13 febbraio 2013

Il seme fertile di una rinuncia

Una diversa visione del sacro
di Ernesto Galli della Loggia
Con il passare delle ore appare sempre più evidente che il gesto con cui Benedetto XVI ha posto fine al suo pontificato, lungi dall'essere un gesto di «rinuncia», è stato in realtà l'opposto: un gesto di governo di grande portata e insieme un atto di alto magistero spirituale. Un gesto che ha qualcosa di quella risolutezza del pensiero, pronta a divenire decisione concreta nella prassi, di cui negli ultimi due secoli hanno dato tante prove le vicende della Germania di cui Ratzinger è un figlio.
Le dimissioni papali vogliono dire con la forza delle cose un'oggettiva desacralizzazione della sua carica. Il contenuto teologico di questa (l'essere cioè egli il vicario di Cristo) rimarrà pure inalterato, ma sono i suoi modi di designazione e il suo esercizio, la sua «aura», che vengono riportati a una dimensione assolutamente comune. Se infatti è possibile che il Papa si dimetta - rovesciando così una prassi secolare del vertice supremo - allora anche altre novità sono possibili. Anche altre prassi secolari possono egualmente essere rovesciate ai livelli inferiori. Con il gesto di Benedetto XVI è dunque il modo d'essere della struttura centrale del governo della Chiesa che viene in realtà messo in discussione: sottoposto al riscontro dei fatti, alla dura prova del tempo e della pochezza umana. E i fatti di quella struttura, come si sa, hanno offerto ultimamente uno spettacolo penoso di cattivi costumi, di calunnie, di giochi di potere, di ambizioni senza freno, di latrocini. Colpa delle regole fin qui in vigore nella Curia e non solo lì: ma quelle regole possono e devono cambiare, dice il gesto del Papa. Come per l'appunto egli ha fatto con una regola (e quale regola!) che lo riguardava. Può ancora, per esempio, la sua stessa elezione essere riservata a un pugno di anziani oligarchi maschi per entrare nel cui novero non si bada a nulla? Può ancora il potere delle Congregazioni essere tutto concentrato nelle loro mani? È ammissibile che esista tuttora un bubbone come lo Ior, la banca vaticana?
Le dimissioni di Benedetto XVI interrogano esplicitamente la Chiesa su queste e molte altre questioni di fondo. Con un sottinteso non detto che però non è difficile intuire: o voi o io. In questo senso esse rappresentano un gesto di governo di assoluta risolutezza: l'unico probabilmente che gli consentiva il suo isolamento politico e la fragilità del consenso interno. Un gesto estremo, il più clamoroso, compiuto senza esitare.

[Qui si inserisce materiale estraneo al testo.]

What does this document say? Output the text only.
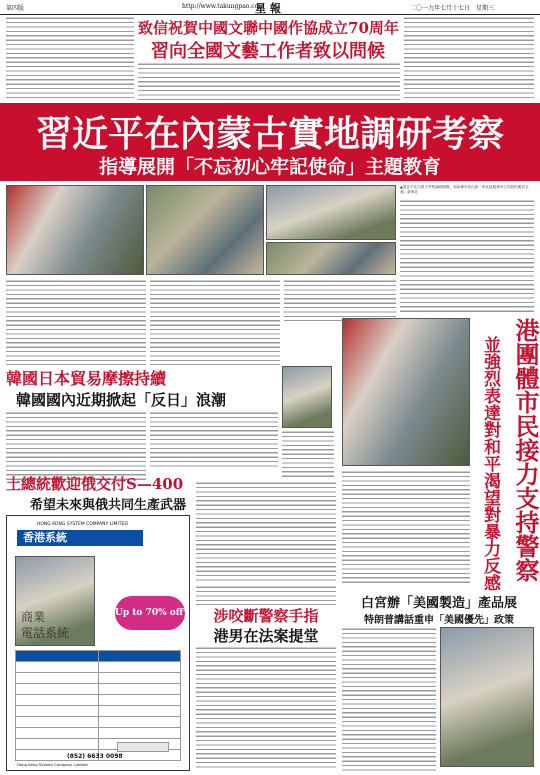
第四版	http://www.takungpao.com
星 報	二〇一九年七月十七日　星期三
致信祝賀中國文聯中國作協成立70周年
習向全國文藝工作者致以問候
習近平在內蒙古實地調研考察
指導展開「不忘初心牢記使命」主題教育
▲習近平在內蒙古考察調研期間，到赤峰市松山區一家社區服務中心同居民親切交流。新華社
韓國日本貿易摩擦持續
韓國國內近期掀起「反日」浪潮
土總統歡迎俄交付S—400
希望未來與俄共同生產武器
HONG KONG SYSTEM COMPANY LIMITED
香港系統
商業
電話系統
Up to 70% off*

(852) 6633 0098
Hong Kong System Company Limited
涉咬斷警察手指
港男在法案提堂
港團體市民接力支持警察
並強烈表達對和平渴望對暴力反感
白宮辦「美國製造」產品展
特朗普講話重申「美國優先」政策
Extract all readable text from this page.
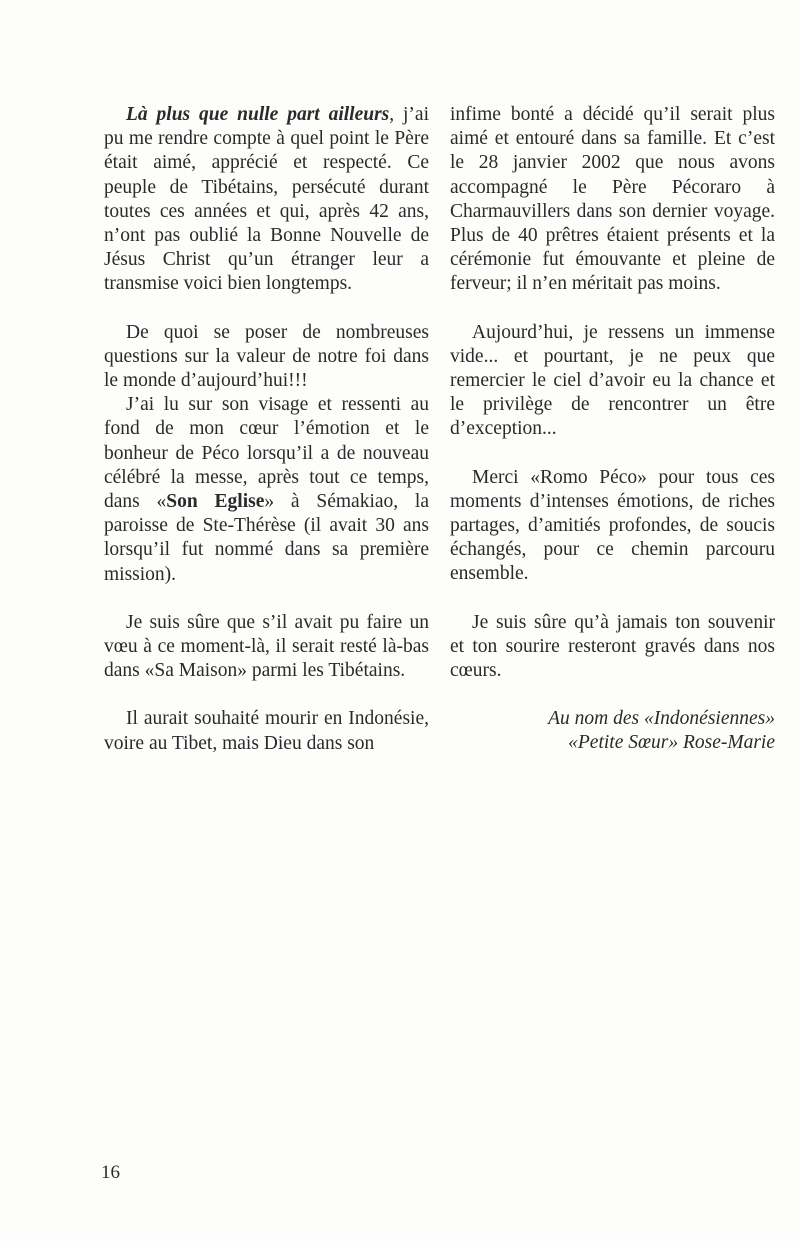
Là plus que nulle part ailleurs, j’ai pu me rendre compte à quel point le Père était aimé, apprécié et respecté. Ce peuple de Tibétains, persécuté durant toutes ces années et qui, après 42 ans, n’ont pas oublié la Bonne Nouvelle de Jésus Christ qu’un étranger leur a transmise voici bien longtemps.

De quoi se poser de nombreuses questions sur la valeur de notre foi dans le monde d’aujourd’hui!!!

J’ai lu sur son visage et ressenti au fond de mon cœur l’émotion et le bonheur de Péco lorsqu’il a de nouveau célébré la messe, après tout ce temps, dans «Son Eglise» à Sémakiao, la paroisse de Ste-Thérèse (il avait 30 ans lorsqu’il fut nommé dans sa première mission).

Je suis sûre que s’il avait pu faire un vœu à ce moment-là, il serait resté là-bas dans «Sa Maison» parmi les Tibétains.

Il aurait souhaité mourir en Indonésie, voire au Tibet, mais Dieu dans son

infime bonté a décidé qu’il serait plus aimé et entouré dans sa famille. Et c’est le 28 janvier 2002 que nous avons accompagné le Père Pécoraro à Charmauvillers dans son dernier voyage. Plus de 40 prêtres étaient présents et la cérémonie fut émouvante et pleine de ferveur; il n’en méritait pas moins.

Aujourd’hui, je ressens un immense vide... et pourtant, je ne peux que remercier le ciel d’avoir eu la chance et le privilège de rencontrer un être d’exception...

Merci «Romo Péco» pour tous ces moments d’intenses émotions, de riches partages, d’amitiés profondes, de soucis échangés, pour ce chemin parcouru ensemble.

Je suis sûre qu’à jamais ton souvenir et ton sourire resteront gravés dans nos cœurs.

Au nom des «Indonésiennes»

«Petite Sœur» Rose-Marie

16
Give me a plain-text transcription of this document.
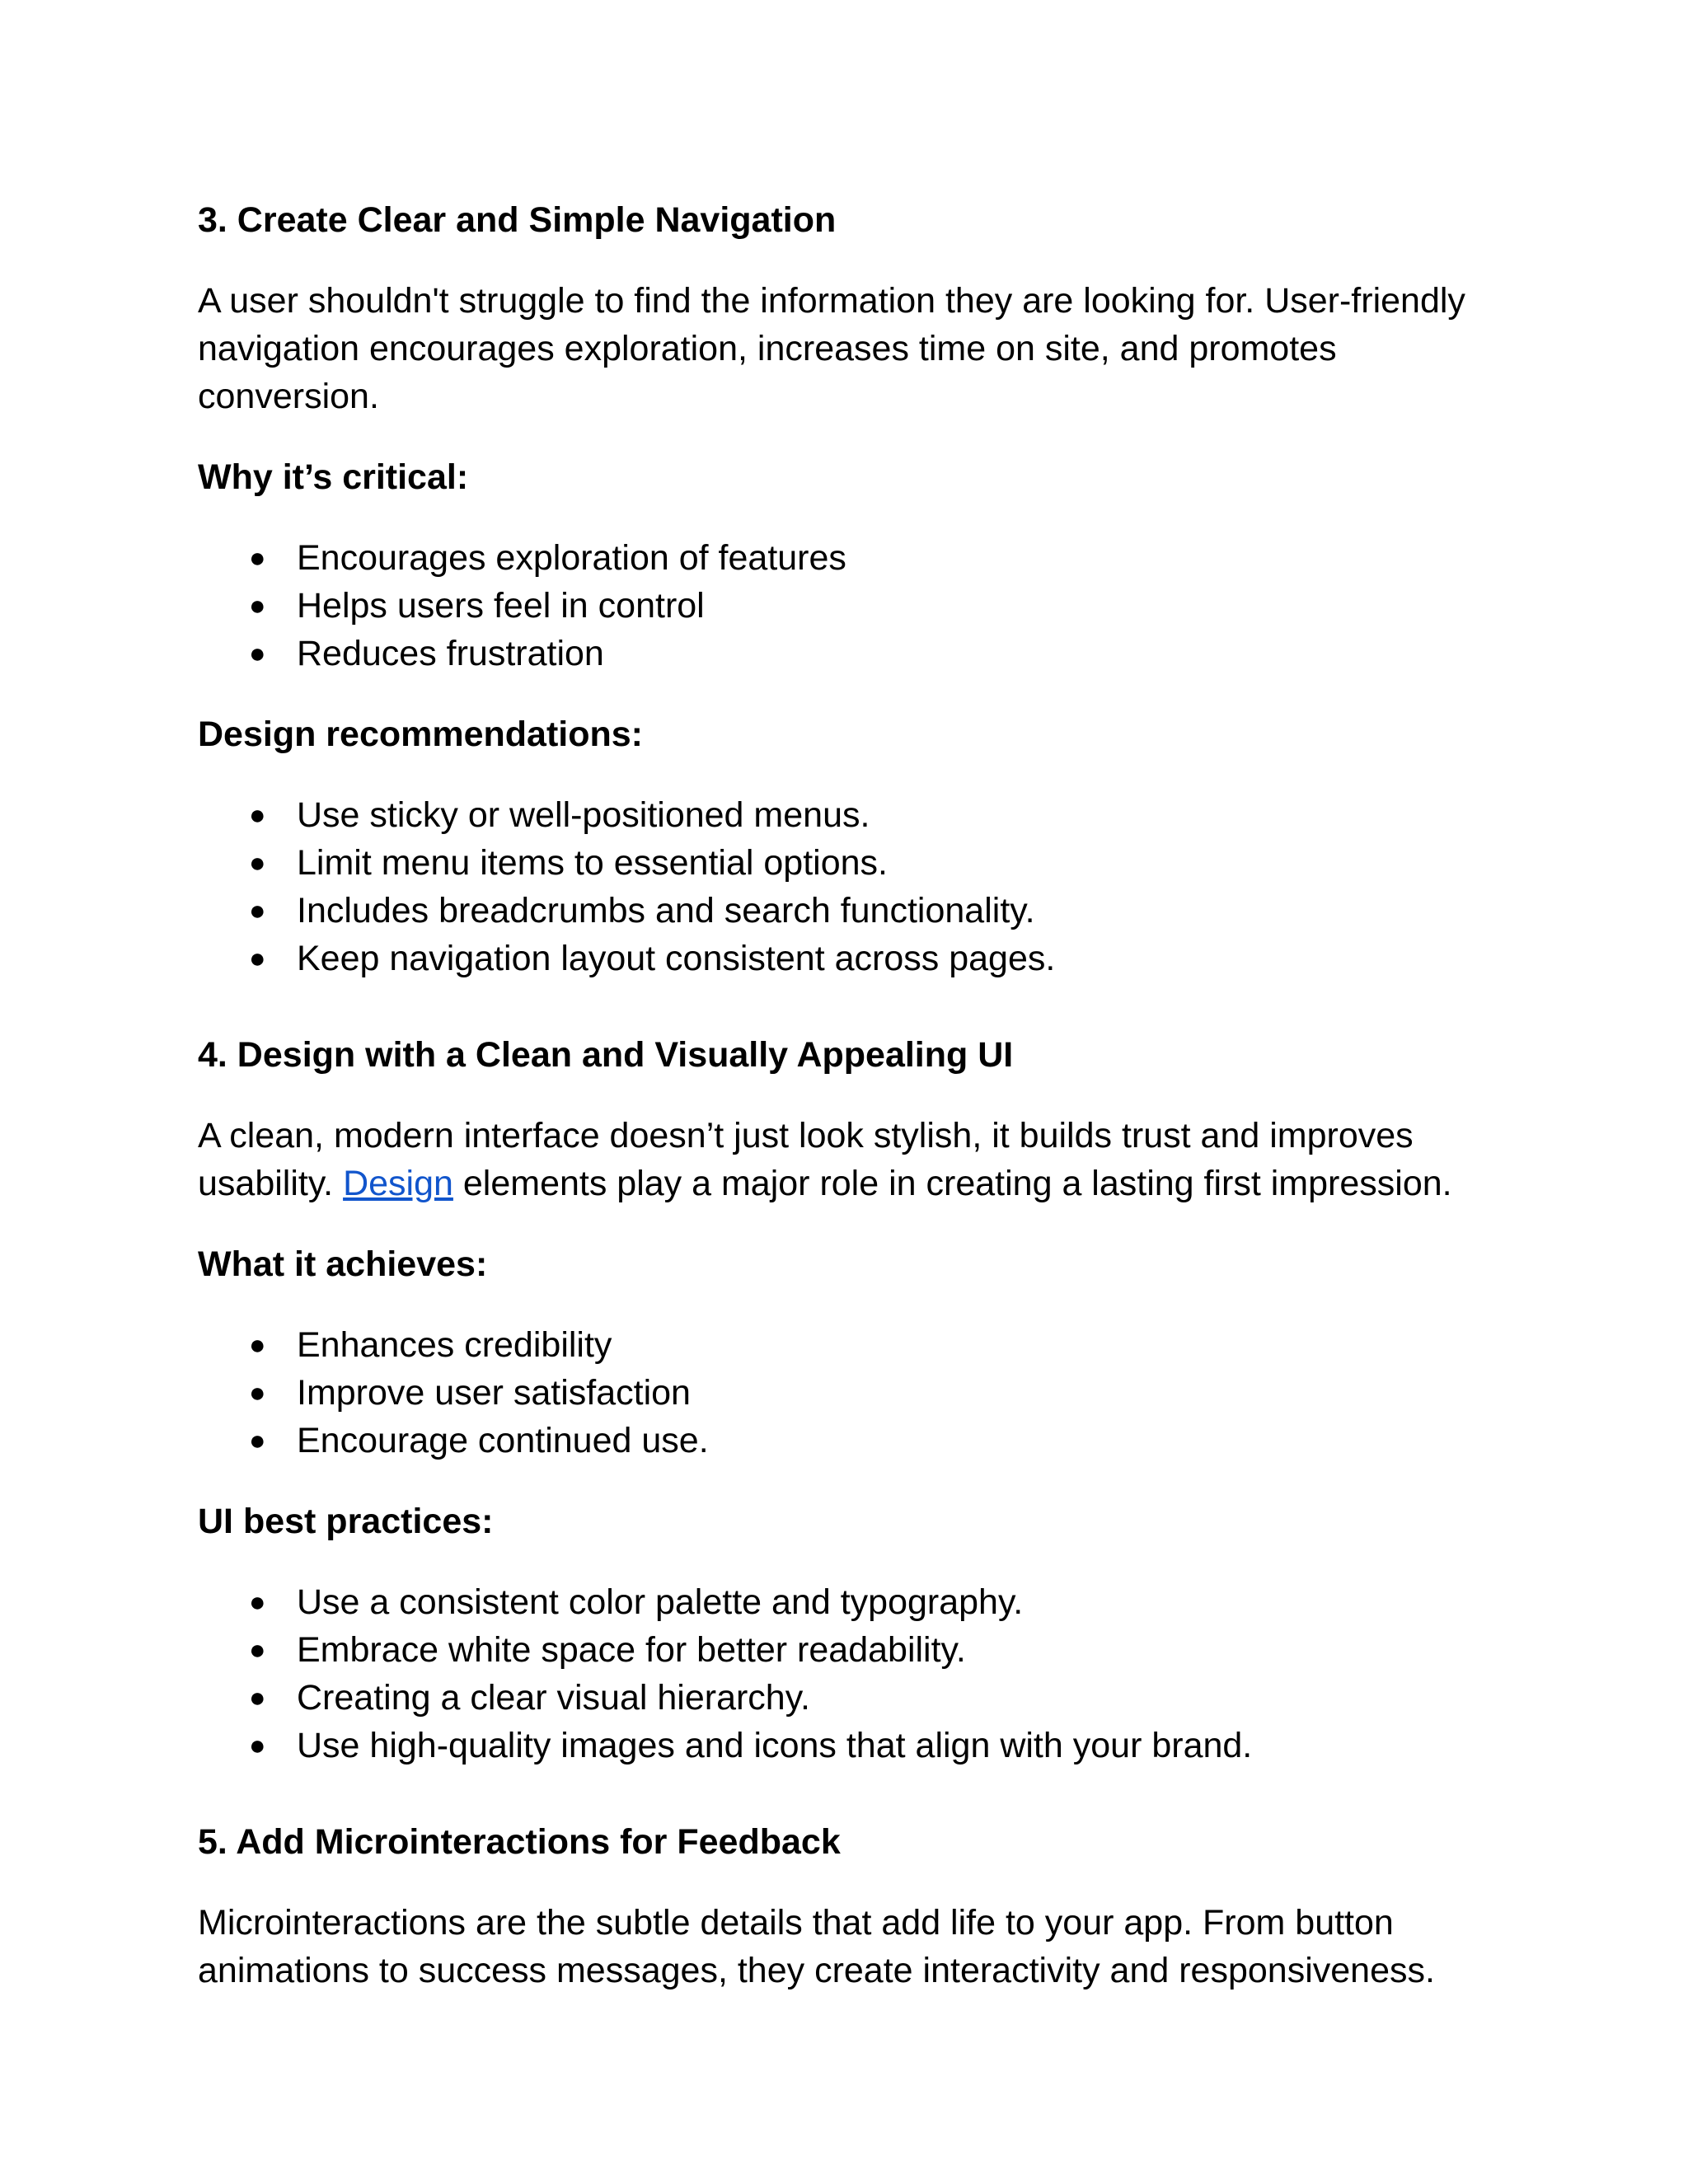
3. Create Clear and Simple Navigation

A user shouldn't struggle to find the information they are looking for. User-friendly navigation encourages exploration, increases time on site, and promotes conversion.

Why it’s critical:
● Encourages exploration of features
● Helps users feel in control
● Reduces frustration
Design recommendations:
● Use sticky or well-positioned menus.
● Limit menu items to essential options.
● Includes breadcrumbs and search functionality.
● Keep navigation layout consistent across pages.
4. Design with a Clean and Visually Appealing UI

A clean, modern interface doesn’t just look stylish, it builds trust and improves usability. Design elements play a major role in creating a lasting first impression.

What it achieves:
● Enhances credibility
● Improve user satisfaction
● Encourage continued use.
UI best practices:
● Use a consistent color palette and typography.
● Embrace white space for better readability.
● Creating a clear visual hierarchy.
● Use high-quality images and icons that align with your brand.
5. Add Microinteractions for Feedback

Microinteractions are the subtle details that add life to your app. From button animations to success messages, they create interactivity and responsiveness.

Tuttavia, si dice, le dimissioni sono pur sempre un tirarsi indietro, una rinuncia. Certamente. Ma una rinuncia che in questo caso suona come un invito a ridefinire la gerarchia delle cose, a stabilire priorità più autentiche, a distinguere ciò che conta da ciò che non conta. E dunque a cambiare rispetto a ciò che siamo. Un invito che va ben oltre i confini della cattolicità. Di fronte al travolgente mutamento dell'epoca che incalza da ogni dove, il capo della più antica e veneranda istituzione dell'Occidente, dà una lezione spirituale di segno fortissimo mutando esso per primo attraverso la rinuncia. Le nostre società, noi stessi - esso sembra dirci - non possiamo essere più ciò che fino ad oggi siamo stati. I segni dei tempi ci impongono di trovare altre regole, di immaginare altri scopi, altri ideali per il nostro stare insieme. Dal tratto più intimo, più sobrio, più vero. È di un tale rinnovamento che abbiamo bisogno. Ma la premessa necessaria non è proprio, secondo l'esempio del Papa, dichiarare consapevolmente il proprio tempo finito?